There is plenty of oil in storage in Saudi Arabia — around 185m barrels in total — that can, in the short term, mitigate the situation. But the longer it is out of action, the worse it will be
The oil markets reflected the scale of this drama appropriately. Crude prices rocketed 20% to $72 per barrel in the immediate aftermath of last Saturday’s attack, their biggest intraday rise in more than 30 years.
Surge in tanker rates
Tanker rates surged too. If you wanted to charter VLCCs out of the Middle East Gulf eastwards, it would cost at least 30% more.
Product tankers have also seen better rates as buyers seek alternative fuel supplies from places such as the Far East, where there is a current oversupply.
Meanwhile, US experts are poring over the debris to find confirmation as to who exactly is responsible for the attack.
Trump has declared the US is “locked and loaded” for its own missile strikes on Iran, if strong evidence points to Tehran.
Military action in the region — long mooted since Trump reintroduced sanctions on Iran — would only disrupt wider oil movements from the region.
But despite the bellicose Twitter feed and his seemingly volatile nature, Trump has held back from military action so far.
He sacked his pugnacious security advisor John Bolton last week and, in recent days, said he would “like to avoid” war with Iran.
Trump has also acted pragmatically to ease oil supplies by announcing the opening of the country’s Strategic Petroleum Reserve.
We don't know what China — currently the world’s biggest oil importer and key recipient of Saudi crude — will do, but it too has a strategic reserve with more than a month’s worth of crude in it.
The pre-weekend oil price had factored in US/China trade wars, Brexit and general concerns about the global economy.
But there was no real premium for geopolitical risk. There is now.
Bad situation
The whole event is bad for tankers and bad for bunker prices — and bad for the world economy and consumer confidence.
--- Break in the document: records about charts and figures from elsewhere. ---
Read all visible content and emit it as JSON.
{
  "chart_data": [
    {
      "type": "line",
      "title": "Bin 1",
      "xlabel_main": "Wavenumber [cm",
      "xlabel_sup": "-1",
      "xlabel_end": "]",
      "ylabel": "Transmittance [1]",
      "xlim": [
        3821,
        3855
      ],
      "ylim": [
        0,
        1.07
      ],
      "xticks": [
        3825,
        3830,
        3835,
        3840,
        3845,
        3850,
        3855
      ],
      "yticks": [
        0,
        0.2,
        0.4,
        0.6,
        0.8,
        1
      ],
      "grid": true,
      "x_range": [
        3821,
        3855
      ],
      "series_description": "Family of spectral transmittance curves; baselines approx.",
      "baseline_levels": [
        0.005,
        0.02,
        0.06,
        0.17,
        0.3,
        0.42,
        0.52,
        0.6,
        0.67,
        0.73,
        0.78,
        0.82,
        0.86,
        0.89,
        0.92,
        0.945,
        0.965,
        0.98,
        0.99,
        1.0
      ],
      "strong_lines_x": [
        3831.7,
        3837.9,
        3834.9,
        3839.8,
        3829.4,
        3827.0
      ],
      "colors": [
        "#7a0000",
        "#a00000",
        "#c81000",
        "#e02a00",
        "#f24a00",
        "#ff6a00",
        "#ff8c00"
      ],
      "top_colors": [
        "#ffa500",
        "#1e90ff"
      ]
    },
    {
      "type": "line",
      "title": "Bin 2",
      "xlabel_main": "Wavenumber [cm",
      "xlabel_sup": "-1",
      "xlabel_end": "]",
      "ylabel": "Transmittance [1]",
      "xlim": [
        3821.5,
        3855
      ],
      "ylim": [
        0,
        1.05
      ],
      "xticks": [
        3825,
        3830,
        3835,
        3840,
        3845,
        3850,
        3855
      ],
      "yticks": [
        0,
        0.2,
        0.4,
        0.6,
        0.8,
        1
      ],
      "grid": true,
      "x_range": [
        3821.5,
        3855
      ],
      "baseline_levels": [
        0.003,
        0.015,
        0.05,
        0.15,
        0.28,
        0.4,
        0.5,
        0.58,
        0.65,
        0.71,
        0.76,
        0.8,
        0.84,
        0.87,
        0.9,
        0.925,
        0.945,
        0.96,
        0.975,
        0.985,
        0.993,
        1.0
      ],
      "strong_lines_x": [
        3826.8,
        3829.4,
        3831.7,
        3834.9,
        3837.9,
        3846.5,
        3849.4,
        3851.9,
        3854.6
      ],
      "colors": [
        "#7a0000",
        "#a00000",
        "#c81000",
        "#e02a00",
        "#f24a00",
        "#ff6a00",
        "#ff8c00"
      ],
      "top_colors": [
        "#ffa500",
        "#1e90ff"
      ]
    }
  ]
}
Carnival Corp shares fell 3% at the start of this week on the back of just these wider worries. The company’s capital value is more than a quarter less than 12 months ago.
In the meantime, there are gains to be made by tanker operators as crude and product supply patterns switch away from the Middle East Gulf to West Africa, South America and the US itself.
Some tanker stocks, such as Frontline, soared in the immediate aftermath of the Saudi attacks only to sink as the week developed.
Clarksons Platou Securities has estimated a potential 2.5m bpd reduction in overall seaborne trade to 40m bpd — and that is with other Opec countries plus the US increasing its output.
The big oil importers, such as China and India, can only suffer at a sensitive time for global economic growth.
The Saudi attack is not an “unprecedented disaster”, to quote one US financial broker, but it is certainly a hugely significant event.